Lantas, benarkah memburuknya badai helen dan topan krathon karena perubahan iklim?
Badai Helene dan pengaruh perubahan iklim
Dikutip dari The Guardian, kepala badan penanggulangan bencana Amerika Serikat menyebutkan, badai helene semakin parah karena pemanasan global.
Kelompok ilmuwan di Lawrence Berkeley National Laboratory, Mark Risser, Joshua North dan Michael Wehner mengatakan, curah hujan yang terjadi selama badai helene meningkat hingga 20 kali lipat di daerah-daerah tertentu karena perubahan iklim.
"Perkiraan terbaik kami adalah bahwa perubahan iklim mungkin telah menyebabkan curah hujan sebanyak 50 persen lebih banyak selama badai helene di beberapa bagian Georgia dan Carolina,” ujarnya, dilansir dari USA Today.
Meskipun penelitian ini menggunakan metodologi atribusi yang telah digunakan oleh para ilmuwan di masa lalu, mereka memperingatkan bahwa penilaian awal masih dapat diperbarui.

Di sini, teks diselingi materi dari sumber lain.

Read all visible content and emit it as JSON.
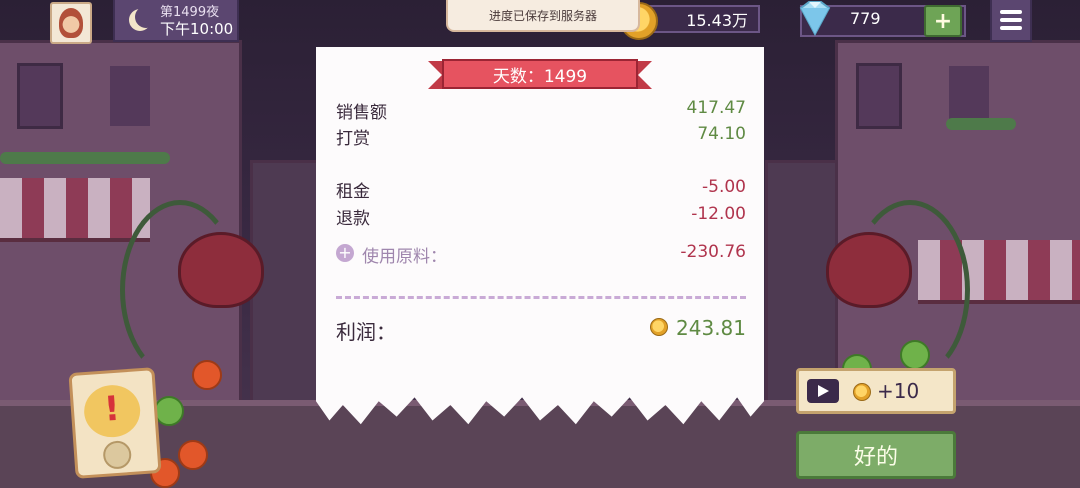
{
  "top_bar": {
    "night_label": "第1499夜",
    "time_label": "下午10:00",
    "toast": "进度已保存到服务器",
    "coins": "15.43万",
    "gems": "779",
    "add_label": "+"
  },
  "receipt": {
    "banner": "天数：1499",
    "income": [
      {
        "label": "销售额",
        "value": "417.47"
      },
      {
        "label": "打赏",
        "value": "74.10"
      }
    ],
    "expenses": [
      {
        "label": "租金",
        "value": "-5.00"
      },
      {
        "label": "退款",
        "value": "-12.00"
      }
    ],
    "ingredients": {
      "icon": "+",
      "label": "使用原料：",
      "value": "-230.76"
    },
    "profit": {
      "label": "利润：",
      "value": "243.81"
    }
  },
  "actions": {
    "ad_reward": "+10",
    "ok_label": "好的"
  },
  "colors": {
    "positive": "#5f8a43",
    "negative": "#b0344d",
    "banner": "#e65360",
    "ok_button": "#7dac68"
  }
}
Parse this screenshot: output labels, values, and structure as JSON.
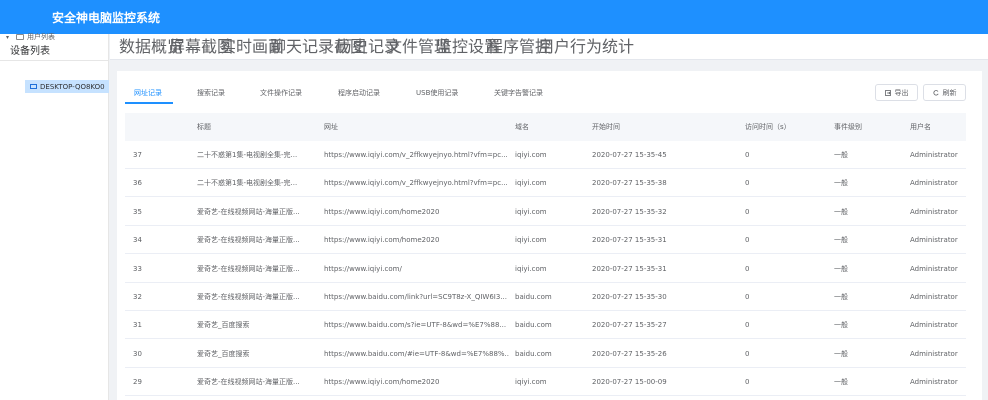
{
  "app": {
    "title": "安全神电脑监控系统"
  },
  "sidebar": {
    "title": "设备列表",
    "tree": {
      "root": "用户列表",
      "device": "DESKTOP-QO8KO0"
    }
  },
  "topnav": {
    "items": [
      "数据概览",
      "屏幕截图",
      "实时画面",
      "聊天记录截图",
      "历史记录",
      "文件管理",
      "监控设置",
      "程序管控",
      "用户行为统计"
    ],
    "active_index": 4
  },
  "subtabs": {
    "items": [
      "网址记录",
      "搜索记录",
      "文件操作记录",
      "程序启动记录",
      "USB使用记录",
      "关键字告警记录"
    ],
    "active_index": 0
  },
  "actions": {
    "export": "导出",
    "refresh": "刷新"
  },
  "table": {
    "columns": [
      "",
      "标题",
      "网址",
      "域名",
      "开始时间",
      "访问时间（s）",
      "事件级别",
      "用户名"
    ],
    "rows": [
      [
        "37",
        "二十不惑第1集-电视剧全集-完...",
        "https://www.iqiyi.com/v_2ffkwyejnyo.html?vfm=pc...",
        "iqiyi.com",
        "2020-07-27 15-35-45",
        "0",
        "一般",
        "Administrator"
      ],
      [
        "36",
        "二十不惑第1集-电视剧全集-完...",
        "https://www.iqiyi.com/v_2ffkwyejnyo.html?vfm=pc...",
        "iqiyi.com",
        "2020-07-27 15-35-38",
        "0",
        "一般",
        "Administrator"
      ],
      [
        "35",
        "爱奇艺-在线视频网站-海量正版...",
        "https://www.iqiyi.com/home2020",
        "iqiyi.com",
        "2020-07-27 15-35-32",
        "0",
        "一般",
        "Administrator"
      ],
      [
        "34",
        "爱奇艺-在线视频网站-海量正版...",
        "https://www.iqiyi.com/home2020",
        "iqiyi.com",
        "2020-07-27 15-35-31",
        "0",
        "一般",
        "Administrator"
      ],
      [
        "33",
        "爱奇艺-在线视频网站-海量正版...",
        "https://www.iqiyi.com/",
        "iqiyi.com",
        "2020-07-27 15-35-31",
        "0",
        "一般",
        "Administrator"
      ],
      [
        "32",
        "爱奇艺-在线视频网站-海量正版...",
        "https://www.baidu.com/link?url=SC9T8z-X_QIW6I3...",
        "baidu.com",
        "2020-07-27 15-35-30",
        "0",
        "一般",
        "Administrator"
      ],
      [
        "31",
        "爱奇艺_百度搜索",
        "https://www.baidu.com/s?ie=UTF-8&wd=%E7%88...",
        "baidu.com",
        "2020-07-27 15-35-27",
        "0",
        "一般",
        "Administrator"
      ],
      [
        "30",
        "爱奇艺_百度搜索",
        "https://www.baidu.com/#ie=UTF-8&wd=%E7%88%...",
        "baidu.com",
        "2020-07-27 15-35-26",
        "0",
        "一般",
        "Administrator"
      ],
      [
        "29",
        "爱奇艺-在线视频网站-海量正版...",
        "https://www.iqiyi.com/home2020",
        "iqiyi.com",
        "2020-07-27 15-00-09",
        "0",
        "一般",
        "Administrator"
      ]
    ]
  }
}
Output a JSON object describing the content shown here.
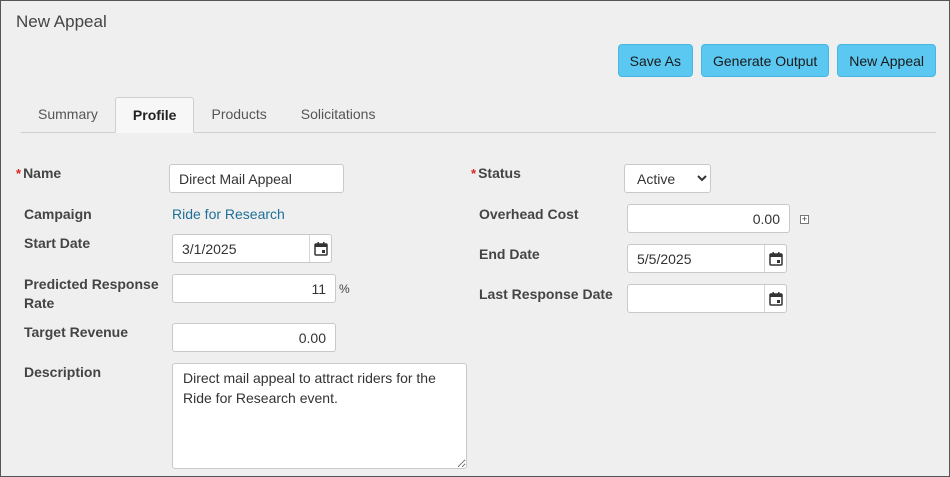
{
  "page": {
    "title": "New Appeal"
  },
  "actions": {
    "save_as": "Save As",
    "generate_output": "Generate Output",
    "new_appeal": "New Appeal"
  },
  "tabs": [
    {
      "label": "Summary",
      "active": false
    },
    {
      "label": "Profile",
      "active": true
    },
    {
      "label": "Products",
      "active": false
    },
    {
      "label": "Solicitations",
      "active": false
    }
  ],
  "form": {
    "required_marker": "*",
    "name": {
      "label": "Name",
      "value": "Direct Mail Appeal"
    },
    "campaign": {
      "label": "Campaign",
      "value": "Ride for Research"
    },
    "start_date": {
      "label": "Start Date",
      "value": "3/1/2025"
    },
    "predicted_response_rate": {
      "label": "Predicted Response Rate",
      "value": "11",
      "unit": "%"
    },
    "target_revenue": {
      "label": "Target Revenue",
      "value": "0.00"
    },
    "description": {
      "label": "Description",
      "value": "Direct mail appeal to attract riders for the Ride for Research event."
    },
    "status": {
      "label": "Status",
      "value": "Active",
      "options": [
        "Active"
      ]
    },
    "overhead_cost": {
      "label": "Overhead Cost",
      "value": "0.00",
      "expand_symbol": "+"
    },
    "end_date": {
      "label": "End Date",
      "value": "5/5/2025"
    },
    "last_response_date": {
      "label": "Last Response Date",
      "value": ""
    }
  },
  "icons": {
    "calendar": "calendar-icon",
    "expand": "expand-icon"
  }
}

Studi lain menemukan, siklon yang mirip dengan badai helene lebih basah hingga 20 persen di tenggara Amerika Serikat dan lebih berangin hingga 7 persen di Teluk Florida jika dibandingkan periode 1980-2000.
Hal ini menunjukkan, iklim yang memanas membuat dunia menjadi lebih basah karena atmosfer yang lebih hangat menyimpan lebih banyak uap air, yang menghasilkan curah hujan yang lebih tinggi.
Studi ClimaMeter telah menyampaikan peringatan yang menyatakan bahwa apabila emisi as rumah kaca tidak berkurang, peristiwa badai helen akan melanda di sebagian besar wilayah Amerika Serikat dan mempengaruhi wilayah lainnya.
IPSL-CNRS, Perancis sekaligus penulis studi Davide Faranda mengatakan tingginya curah hujan akibat badai helene sebagian besar dipicu oleh pembakaran bahan bakar fosil.
"Analisis kami dengan jelas menyoroti bahwa perubahan iklim antropogenik memperkuat dampak peristiwa alam yang selalu terjadi, tetapi kini dengan konsekuensi yang jauh lebih dahsyat," kata dia.
"Dalam kasus Badai Helene, intensitas curah hujan ekstrem telah meningkat secara signifikan akibat emisi bahan bakar fosil dan peristiwa ini akan semakin mempengaruhi wilayah yang lebih luas dan sebelumnya kurang rentan," imbuhnya.